Nach ein paar Kilometern überqueren wir eine große, baumfreie Fläche, über der hunderte von Scharlachspinten und Schwalben ihre Runden fliegen – es scheint reichlich Beute in der Luft zu sein. Mit in den Nacken gelegten Köpfen beobachten wir das rege Treiben am Himmel, leider aber ist das Licht schon zu schlecht, die Vögel zu schnell und unsere Objektive zu klein, um noch vernünftige Fotos von den farbenprächtigen Bienenfressern machen zu können. Außerdem scheint der Luftraum über uns nicht sonderlich beliebt, die Tiere halten deutlich Abstand zu uns Guck-in-die-Lufts. Höfliche Störenfriede, die wir sind, setzen wir unseren Weg bald fort und erfreuen uns an dem wundervollen Licht, das die Landschaft sehr plastisch und noch besonderer macht. Golden leuchtet das trockene Gras, intensiv grün das Schilf und die Bäume, tintenblau der Himmel. Wir kurven einen malerischen Weg entlang, der aber bald im unbefahrbaren Nichts endet. Das Wenden gestaltet sich in diesem schilfigen Gelände etwas schwierig, deshalb steigen wir kurz aus, um die Bodenbeschaffenheit auszukundschaften. Gerade als wir wieder in die Autos klettern, kracht und raschelt es vernehmlich in einem nahen Wäldchen – das klingt verdächtig nach Elefanten! Rasch wenden wir die Autos und fahren vorsichtig, im Schritttempo, den Weg zurück. Und wie gut, dass wir vorgewarnt waren, denn direkt hinter der nächsten Biegung stehen ein paar Kühe mit ihren Kälbern mitten auf dem Weg und tröten uns warnend an. Motoren aus! Die Kühe überzeugen sich eine Weile von unserer Harmlosigkeit, dann lenken sie ihren Nachwuchs in unmittelbarer Nähe unserer Autos an uns vorbei. Wir scheinen sogar so unbedenklich zu sein, dass sämtliche Büsche neben uns noch gründlich und in aller Seelenruhe benascht werden. Es dauert lange, bis auch der letzte Elefant so weit von uns entfernt ist, dass wir bedenkenlos die Motoren wieder anwerfen können.

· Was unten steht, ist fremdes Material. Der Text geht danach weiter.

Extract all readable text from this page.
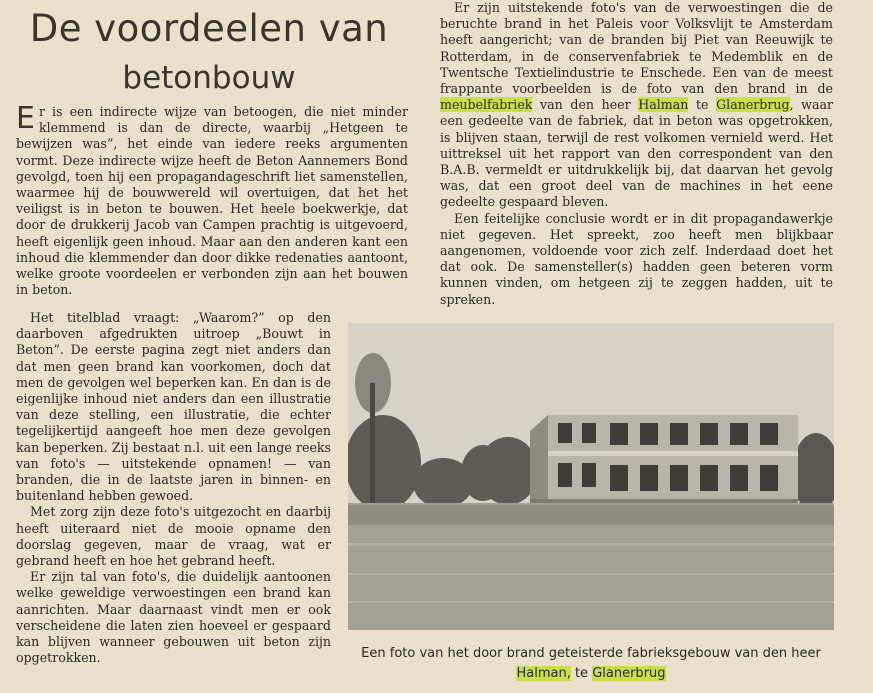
De voordeelen van
betonbouw

Er is een indirecte wijze van betoogen, die niet minder klemmend is dan de directe, waarbij „Hetgeen te bewijzen was”, het einde van iedere reeks argumenten vormt. Deze indirecte wijze heeft de Beton Aannemers Bond gevolgd, toen hij een propagandageschrift liet samenstellen, waarmee hij de bouwwereld wil overtuigen, dat het het veiligst is in beton te bouwen. Het heele boekwerkje, dat door de drukkerij Jacob van Campen prachtig is uitgevoerd, heeft eigenlijk geen inhoud. Maar aan den anderen kant een inhoud die klemmender dan door dikke redenaties aantoont, welke groote voordeelen er verbonden zijn aan het bouwen in beton.

Het titelblad vraagt: „Waarom?” op den daarboven afgedrukten uitroep „Bouwt in Beton”. De eerste pagina zegt niet anders dan dat men geen brand kan voorkomen, doch dat men de gevolgen wel beperken kan. En dan is de eigenlijke inhoud niet anders dan een illustratie van deze stelling, een illustratie, die echter tegelijkertijd aangeeft hoe men deze gevolgen kan beperken. Zij bestaat n.l. uit een lange reeks van foto's — uitstekende opnamen! — van branden, die in de laatste jaren in binnen- en buitenland hebben gewoed.

Met zorg zijn deze foto's uitgezocht en daarbij heeft uiteraard niet de mooie opname den doorslag gegeven, maar de vraag, wat er gebrand heeft en hoe het gebrand heeft.

Er zijn tal van foto's, die duidelijk aantoonen welke geweldige verwoestingen een brand kan aanrichten. Maar daarnaast vindt men er ook verscheidene die laten zien hoeveel er gespaard kan blijven wanneer gebouwen uit beton zijn opgetrokken.

Er zijn uitstekende foto's van de verwoestingen die de beruchte brand in het Paleis voor Volksvlijt te Amsterdam heeft aangericht; van de branden bij Piet van Reeuwijk te Rotterdam, in de conservenfabriek te Medemblik en de Twentsche Textielindustrie te Enschede. Een van de meest frappante voorbeelden is de foto van den brand in de meubelfabriek van den heer Halman te Glanerbrug, waar een gedeelte van de fabriek, dat in beton was opgetrokken, is blijven staan, terwijl de rest volkomen vernield werd. Het uittreksel uit het rapport van den correspondent van den B.A.B. vermeldt er uitdrukkelijk bij, dat daarvan het gevolg was, dat een groot deel van de machines in het eene gedeelte gespaard bleven.

Een feitelijke conclusie wordt er in dit propagandawerkje niet gegeven. Het spreekt, zoo heeft men blijkbaar aangenomen, voldoende voor zich zelf. Inderdaad doet het dat ook. De samensteller(s) hadden geen beteren vorm kunnen vinden, om hetgeen zij te zeggen hadden, uit te spreken.

Een foto van het door brand geteisterde fabrieksgebouw van den heer Halman, te Glanerbrug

Die Sonne steht schon tief am Horizont und wenn wir noch vor Einbruch der Dunkelheit unser Lager erreichen wollen, müssen wir uns ein bisschen sputen. So also drücken wir auf die Tube, soweit das in dieser Umgebung eben möglich und erlaubt ist, können den Sonnenuntergang nur am Rande würdigen und kommen tatsächlich im letzten Licht im Camp an. Es ist manchmal wirklich unglaublich: wir sind im Urlaub, ohne Termindruck, haben täglich knapp 13 helle Stunden zur Verfügung, kommen aber fast jeden Abend in Zeitnöte. Zuhause würde mich das wahnsinnig nerven, aber hier sind die Gründe für unsere abendlichen Hetzereien so interessant, so schön, dass ich das Geeile gerne hinnehme. Lästig ist nur, dass man sich dann nicht an einen gedeckten Tisch setzen kann, sondern erst mal anfängt, das Abendessen vorzubereiten und wartet, bis es fertig ist – und das mit deutlich Hunger in der Bauchgegend. Heute gibt es Kartoffel-Ananas-Auflauf, ein kulinarisches Experiment, das nicht ganz nach jedermanns Geschmack ist, aber das Betthupferbier spült’s schon runter. Gegen 22 Uhr begeben wir uns in die Zelte und schlummern, begleitet vom Schnorcheln der Hippos und dem Quaken der Frösche einem neuen Tag entgegen, der sicher wieder vieles zu bieten haben wird.